Cela n’est pas sans conséquences. Les reproches adressés par les compagnies occidentales à celles du Golfe tiennent à un seul constat : elles ne sont pas capables de relever le défi du rapport qualité/prix que ces dernières ont imposé. Or elles n’ont pu le faire qu’avec la complicité agissante de leurs gouvernements. C’est ainsi qu’Emirates peut disposer d’une infrastructure aéroportuaire incomparable et développer à loisir une stratégie de « hub » qui lui permet de conquérir les marchés mondiaux. De son côté Etihad dispose de ressources financières considérables mises à sa disposition par l’Emirat d’Abu Dhabi sous forme de prêts sans intérêt remboursables dans dix ans. Cela permet à la compagnie d’acquérir des parts de capital très importantes dans nombre de compagnies sélectionnées en Europe ou en Asie. Enfin, le gouvernement du Qatar pèse de tout son poids pour que sa compagnie obtienne les droits de trafic dont elle a besoin et tout en supportant allègrement les pertes éventuelles de sa compagnie.
 
Tout le monde peut faire ces constats, mais est-ce que l’on peut les reprocher aux acteurs du Golfe ? Après tout, pourquoi les pays occidentaux n’en font-ils pas autant ? Si cela était le cas en France, par exemple, aurait-on toujours cette infâme desserte de notre aéroport principal : Roissy ? Aurait-on toujours une absence de liaison ferrée entre Paris et Orly ? N’aurait-on pas des règles particulières dans l’emploi des contrôleurs aériens voire même des personnels navigants techniques ou commerciaux ? N’y aurait-il pas un dégrèvement des charges salariales pour certaines catégories de personnel ?
 
Dans le fond les occidentaux reprochent aux gouvernements du Golfe, car au travers de leurs compagnies aériennes  c’est bien d’eux dont il s’agit, des pratiques qu’ils seraient bien inspirés d’appliquer.
 
Il n’est pas question de revenir sur le développement de l’Open Sky ni sur les règles de concurrence.
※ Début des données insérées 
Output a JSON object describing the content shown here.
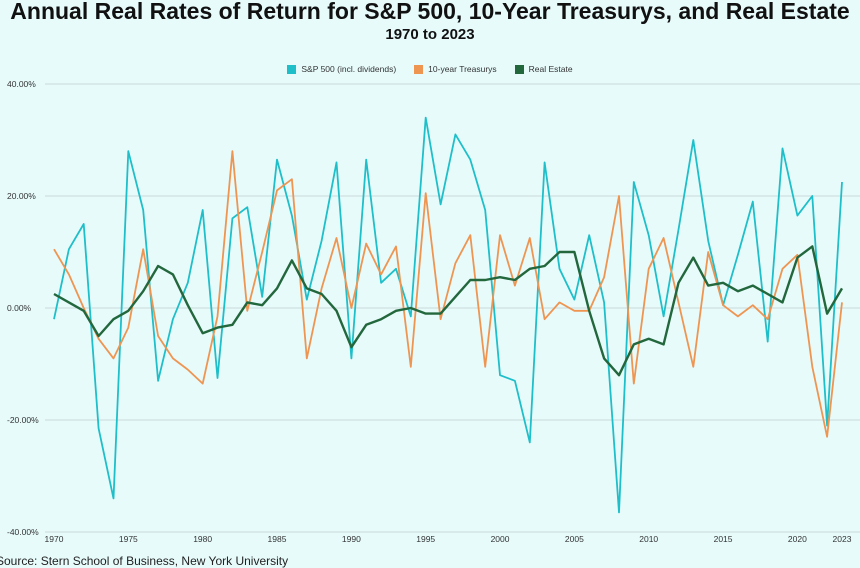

Celles-ci ont eu un effet très bénéfique pour les consommateurs et même sur la qualité globale du transport aérien. Grâce à elles, nous avons des appareils plus modernes, plus confortables, moins polluants. Ne nous plaignons pas de cela. Ces mêmes règles font la prospérité des constructeurs d’avions dont deux sont basés en France. Mais les gouvernements européens peuvent parfaitement décider que le transport aérien est stratégique et alors prendre les mesures nécessaires non pas pour empêcher la concurrence, mais pour mettre leurs compagnies respectives au niveau nécessaire non seulement pour qu’elles puissent la supporter, mais pour conquérir ou plutôt reconquérir les marchés perdus.
 
Peut-être que cela n’est pas possible. Mais alors il ne faut pas se plaindre de notre déclin dans ce secteur d’activité. Si nous n’y prenons pas garde, après avoir perdu la bataille de l’Asie, nous perdrons celle de l’Atlantique lorsque les compagnies du Golfe se mettront à exercer leurs droits de 5ème liberté.
 
Il ne sert à rien de se lamenter. Les compagnies européennes ont des boulets aux pieds. Les acteurs du transport aérien européens ne travaillent pas les uns avec les autres mais souvent les uns contre les autres. C’est aux Gouvernements d’y mettre bon ordre, ou alors d’accepter l’inéluctable déclin du transport aérien européen.